В свете фонаря не видно остатков ржавчины, чёрный ствол смотрит страшно, твёрдая рука не дрогнет. Грабитель словно споткнулся, дышит тяжело и отрывисто.
— Ладно, гад! Твоя взяла…
Но рук не поднял.
— Вперёд! — скомандовал Рашид.
Преступник, будто выполняя команду, сделал шаг, незаметно сунул руку в карман… и вдруг глухо бухнул выстрел…
Рашид упал.
Убийца не успел убежать, потому что сразу за выстрелом появились люди, много людей; кто-то выбил у бандита пистолет, кто-то повалил его наземь…
Я закрываю глаза и вижу, как Рашид встаёт со скамеечки, сильный и ладный, протягивает ко мне руку смуглой плоской ладошкой кверху:
— Ну, давай!
— Держи! — отвечаю я, потому что понимаю: этот парень младше меня уже на четырнадцать лет. — Только в револьвере… пусть там будет один патрончик, единственный, ладно, Рашид?.. Стреляй первым, прошу тебя, у него боевой пистолет в кармане, ты понимаешь?..
ЯНКА
КОНУРА
Янка собака городская, в деревню даже на выходные никогда не ездила. А тут нам предстояло всё лето провести в тайге, на пасеке.
— Ну ладно, — советовался я со своей псиной, — мне хорошо, на сеновале спать буду, а ты где?
И решил сколотить Янке конуру. Долго возился с этим делом, но конура вышла на славу.

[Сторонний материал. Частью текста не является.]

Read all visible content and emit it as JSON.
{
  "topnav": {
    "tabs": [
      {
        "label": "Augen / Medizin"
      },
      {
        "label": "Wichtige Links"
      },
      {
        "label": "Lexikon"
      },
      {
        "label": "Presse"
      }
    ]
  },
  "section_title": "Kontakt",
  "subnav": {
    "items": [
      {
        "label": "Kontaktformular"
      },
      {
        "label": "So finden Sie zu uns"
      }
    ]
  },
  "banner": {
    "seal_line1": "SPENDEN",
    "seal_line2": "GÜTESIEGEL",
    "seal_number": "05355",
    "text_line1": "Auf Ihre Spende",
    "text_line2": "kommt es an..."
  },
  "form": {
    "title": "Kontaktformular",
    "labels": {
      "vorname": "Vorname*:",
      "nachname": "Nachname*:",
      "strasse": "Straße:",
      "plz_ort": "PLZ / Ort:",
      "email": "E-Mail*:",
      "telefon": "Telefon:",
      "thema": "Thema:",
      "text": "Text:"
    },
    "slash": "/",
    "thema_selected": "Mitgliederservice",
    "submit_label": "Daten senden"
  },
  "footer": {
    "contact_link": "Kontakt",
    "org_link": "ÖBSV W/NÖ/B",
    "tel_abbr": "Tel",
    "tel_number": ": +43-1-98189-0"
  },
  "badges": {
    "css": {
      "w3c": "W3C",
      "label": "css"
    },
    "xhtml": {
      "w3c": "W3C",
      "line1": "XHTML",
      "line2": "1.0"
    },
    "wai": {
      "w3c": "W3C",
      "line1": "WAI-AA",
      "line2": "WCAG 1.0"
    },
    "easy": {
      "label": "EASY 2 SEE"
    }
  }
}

Подошло время ехать. Уложил я в конуру чистый коврик, упаковал вещи и продукты, укутал брезентом и перетянул ремнями. Получилось что-то вроде огромного рюкзака, только квадратного.

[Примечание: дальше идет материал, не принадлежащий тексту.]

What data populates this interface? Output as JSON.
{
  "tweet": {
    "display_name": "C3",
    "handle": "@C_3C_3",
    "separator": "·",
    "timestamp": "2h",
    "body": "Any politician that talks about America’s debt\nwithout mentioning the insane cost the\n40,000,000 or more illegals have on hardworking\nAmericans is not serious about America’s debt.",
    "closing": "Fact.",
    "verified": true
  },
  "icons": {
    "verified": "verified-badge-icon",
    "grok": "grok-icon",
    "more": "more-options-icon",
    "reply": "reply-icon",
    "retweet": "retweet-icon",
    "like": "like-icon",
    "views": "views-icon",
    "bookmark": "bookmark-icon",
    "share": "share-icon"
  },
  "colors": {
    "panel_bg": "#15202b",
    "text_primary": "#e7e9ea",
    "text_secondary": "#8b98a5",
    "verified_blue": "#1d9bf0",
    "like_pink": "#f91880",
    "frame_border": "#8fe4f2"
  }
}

И ничего, благополучно добрались до места.
Янка в лесу словно ошалела от свежего воздуха, от множества новых незнакомых запахов. Я отпустил её с поводка, и она то и дело с бешеными глазами выскакивала вдруг из кустов или высокой травы, тявкала и тут же уносилась в неизвестном направлении. Я смеялся и свистел ей вслед.

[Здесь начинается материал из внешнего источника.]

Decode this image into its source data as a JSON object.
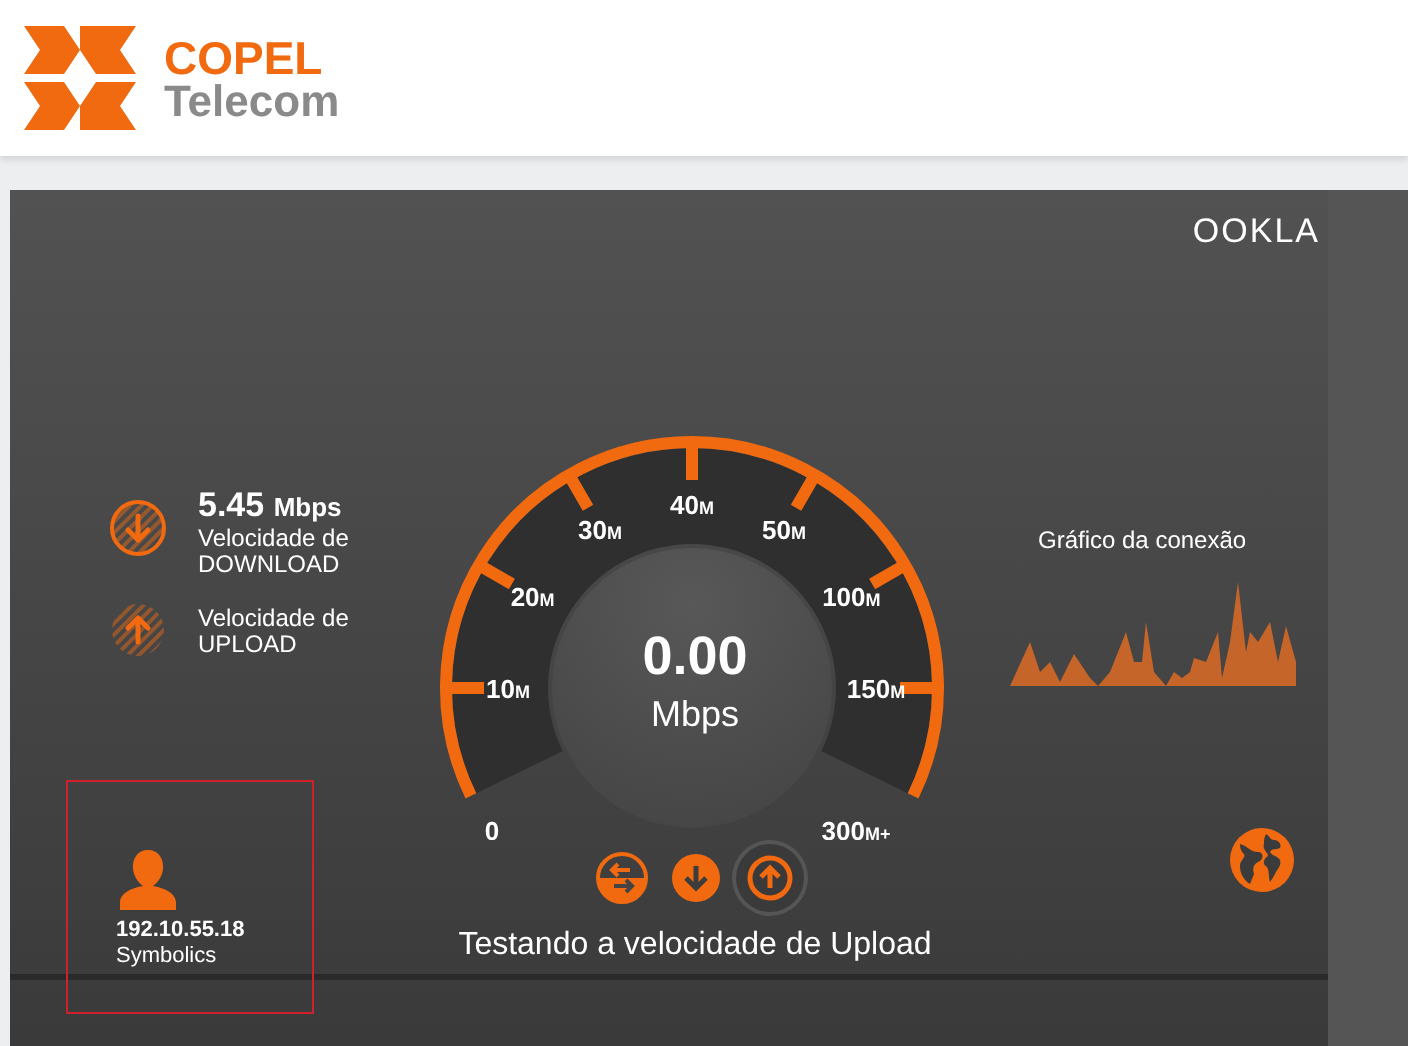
{
  "header": {
    "logo_line_1": "COPEL",
    "logo_line_2": "Telecom"
  },
  "brand": "OOKLA",
  "results": [
    {
      "kind": "download",
      "completed": true,
      "value": "5.45",
      "unit": "Mbps",
      "label_1": "Velocidade de",
      "label_2": "DOWNLOAD"
    },
    {
      "kind": "upload",
      "completed": false,
      "label_1": "Velocidade de",
      "label_2": "UPLOAD"
    }
  ],
  "gauge": {
    "reading": "0.00",
    "unit": "Mbps",
    "labels": [
      {
        "value": "0"
      },
      {
        "value": "10",
        "unit": "M"
      },
      {
        "value": "20",
        "unit": "M"
      },
      {
        "value": "30",
        "unit": "M"
      },
      {
        "value": "40",
        "unit": "M"
      },
      {
        "value": "50",
        "unit": "M"
      },
      {
        "value": "100",
        "unit": "M"
      },
      {
        "value": "150",
        "unit": "M"
      },
      {
        "value": "300",
        "unit": "M+"
      }
    ]
  },
  "test_buttons": [
    {
      "kind": "ping",
      "selected": false
    },
    {
      "kind": "download",
      "selected": false
    },
    {
      "kind": "upload",
      "selected": true
    }
  ],
  "status": "Testando a velocidade de Upload",
  "graph": {
    "title": "Gráfico da conexão"
  },
  "client": {
    "ip": "192.10.55.18",
    "provider": "Symbolics",
    "highlighted": true
  }
}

Но радовался я недолго. В первый же вечер Янка пропала. Сначала я не очень беспокоился: собака ведь, обязательно вернётся. Потом заволновался всерьёз, пошёл искать, громко звал:
— Янка! Яна! Ко мне!
Янка не пришла, даже не гавкнула в ответ. Ночь я провёл без сна, корил себя: сам виноват, погубил собаку. Конура без дела стояла под сеновалом, я оттуда только вещи и продукты вытащил.